The medical professionals in an emergency room don’t always get to see what becomes of the patients they take care of in the ER. The cases involving children can weigh heavily on their memories and hearts.
That’s why there were a few tears when 12-year-old Wesley Smith walked back into the ER at La Porte Hospital to say thanks for saving his life.
It all started in September, when Wesley had a strange bump on the top of his head. His parents watched it closely but didn’t think too much about it. Wesley is a 12-year-old boy, and boys get lumps and bumps all the time. But one night, he began feeling ill, spiked 105-degree temperature, and wasn’t able to hold down dinner. He was rushed him from his Rolling Prairie home to the Emergency Room at La Porte Hospital.
La Porte Hospital emergency room physician Zahid Hassan, M.D., and nurse Danielle Doud, RN, both examined Wesley, and were concerned. After a CT scan, they knew something was very wrong. Dr. Hassan suspected a serious infection, started IV antibiotics immediately, and told Wesley and his parents that they needed to be transferred to Riley Hospital for Children right away.
“We thought they would admit us and then we would go to Riley the next day. But no – the ambulance was already on its way. We were trying to stay calm, but it was pretty scary. His nurse (Danielle) was awesome. She talked to Wesley directly and was very nice. I stayed with him and rode in the ambulance down to Riley while his mom went home to be with his brother,” said dad Jeremy Smith.

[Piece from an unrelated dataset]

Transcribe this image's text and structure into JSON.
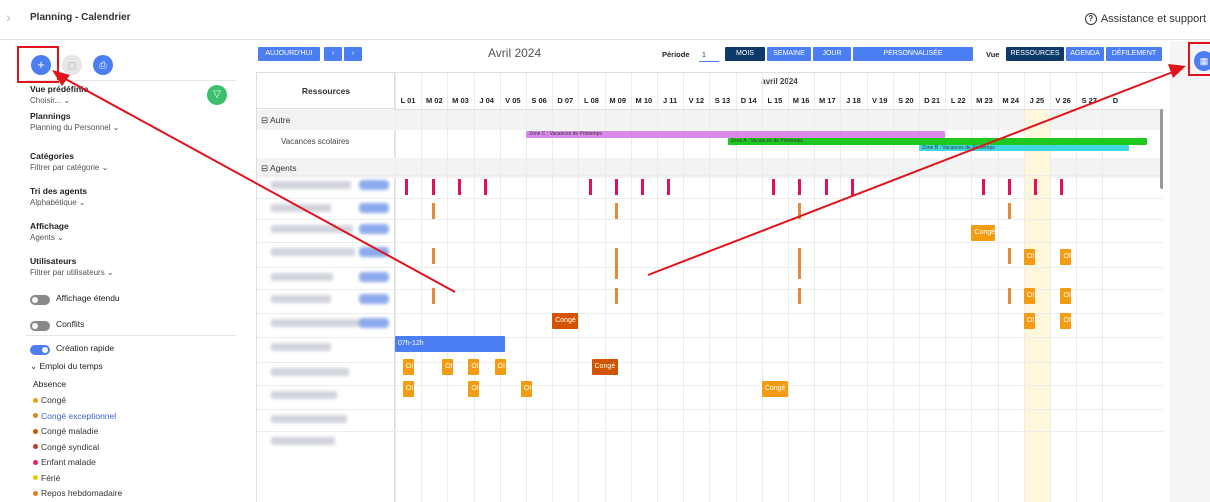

Everything about the transfer process went smoothly. By the time they arrived at Riley and physicians there had an opportunity to do another CT scan, Wesley’s eye had swollen shut and the lump had grown larger. Wesley was taken into surgery, where they discovered a massive rare infection in the tissues on top of his head that had infiltrated the bone and was close to the brain. In surgery they removed bone and tissue, and cleaned the infection.
“They told us that had we waited another 12 hours, he might not be here with us. We are so grateful that Dr. Hassan diagnosed him, and knew to have this treated by specialists. This could have gone a lot of different ways, and they did everything right,” Jeremy said.
At the reunion meeting, Wesley showed up all smiles, and joked about the hole in his head that hasn’t healed yet. He said he doesn’t remember much, except recovering from surgery and telling the nurses typical 12-year-old jokes.
Dr. Hassan said in his 21 years of practicing in the U.S., he has never seen a case like Wesley’s, and it’s only one of a few times that a patient has come back to say thanks. He said it was a welcome gesture, because ER providers don’t always know what happens to their patients.
Doud agreed. “I was really worried about him that night. I’m so glad to see him today.”
The group gathered over cupcakes and punch, and Wesley shared the jokes he told to the nurses at Riley. There were hugs, and some tears. Amid it all, Wesley said he’s ready to get back to normal life.
“I just want to get on my bike. What I really want is to go roller skating, but mom and dad won’t let me yet.” He is at least back to bantering with his brother Robert, and playing video games. After a few more rounds of antibiotics, he’ll attend appointments about how to best heal the opening on his head.
“We just really wanted to say thanks today, for saving our son’s life,” Jeremy said.